Human activities have drastically transformed the critical zone of IMLs. Modification of the landscape has resulted in the disturbance of soil structure, dramatic losses of wetlands and native vegetation, channelization of streams, and large nutrient loadings. Development of this landscape has likely reduced water's storage and residence time, and these shifts may also affect the landscape's resilience to future impacts associated with ongoing human activity or with extreme weather events caused by climate change. As a result, many believe this trajectory of rapid land use change is unsustainable for maintaining and increasing CZ services.
Studies in the Sangamon River Basin is led by researchers at the University of Illinois at Urbana-Champaign.
The central hypothesis for the IML-CZO is that, through human modification, the critical zone of IMLs has passed a tipping point and has gradually shifted from being a transformer of material flux with high nutrient, water, and sediment storage to being a transporter of material flux with low nutrient, water, and sediment storage.
An evaluation of how the system has responded to past change is key to understanding the resilience of soils in the context of current and future human-driven change. Understanding the direction of landscape and soil evolution in the IML-CZO prior to intensive human activity will allow us to address the question “How do current and future anthropogenic land use change (and climate change) compare with natural Quaternary and Holocene environmental change in terms of effects on physical processes in the critical zone?”

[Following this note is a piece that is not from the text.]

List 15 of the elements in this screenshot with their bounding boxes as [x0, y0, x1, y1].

Soil organic matter (SOM) is the elixir of life in the critical zone, as it is central to sustaining both crop productivity and ecosystem services. Intensive agriculture causes a dramatic decline in SOM storage on the landscape. We hypothesize that intensive agricultural management can significantly modify the interrelated processes that affect SOM storage. The interactions of these processes influence the chemical reactivity of SOM and its structural characteristics, with potentially significant implications for the soil structure and residence times of solutes and solids.
Human activity is driving drastic changes in the hydrologic cycle through both short-term replumbing of the hydrologic system and long-term changes in both water availability and climate. In the short term, land use change alters hydrologic fluxes, including aquifer recharge and the stream response to storm events (e.g., flashier systems). At larger spatial and longer temporal scales, water withdrawals result in widespread drawdown of regional aquifers (e.g., the Ogallala aquifer in the Midwest). Finally, anthropogenic climate change is expected to redistribute water both spatially and temporally on the earth’s surface. We hypothesize that engineered drainage reduces the residence time of water and its associated suspended/dissolved loads in biogeochemically active locations of the critical zone. We will predict fluxes of water through surface and subsurface domains with isotopic tracers to characterize both physical residence times and integrated biogeochemical signatures from the land surface through soils into the fluvial network, including interactions with deeper groundwater.
Sediment dynamics shape the landscape, influence soil characteristics, determine the form of alluvial river channels, and control in-stream habitat. Many channels throughout this region, including the headwaters of Clear Creek and the Upper Sangamon River basin, have been channelized to improve drainage and facilitate the use of large farm equipment near streams. Understanding the connections of landscape and stream processes will aid in the understanding of channel response to human modification. Our hypothesis is that sediment dynamics depend on the extent and distribution of variations in the landscape.
The IML-CZO will use an integrated modeling approach that provides a framework for integrating high-resolution data (e.g., LiDAR, hyperspectral imagery) and event-driven dynamics shaping and shaped by long-term dynamics to provide a broader scale prediction and assessment framework. This effort will build upon the extensive modeling experience in our team and also draw upon other available models in collaboration with other CZOs.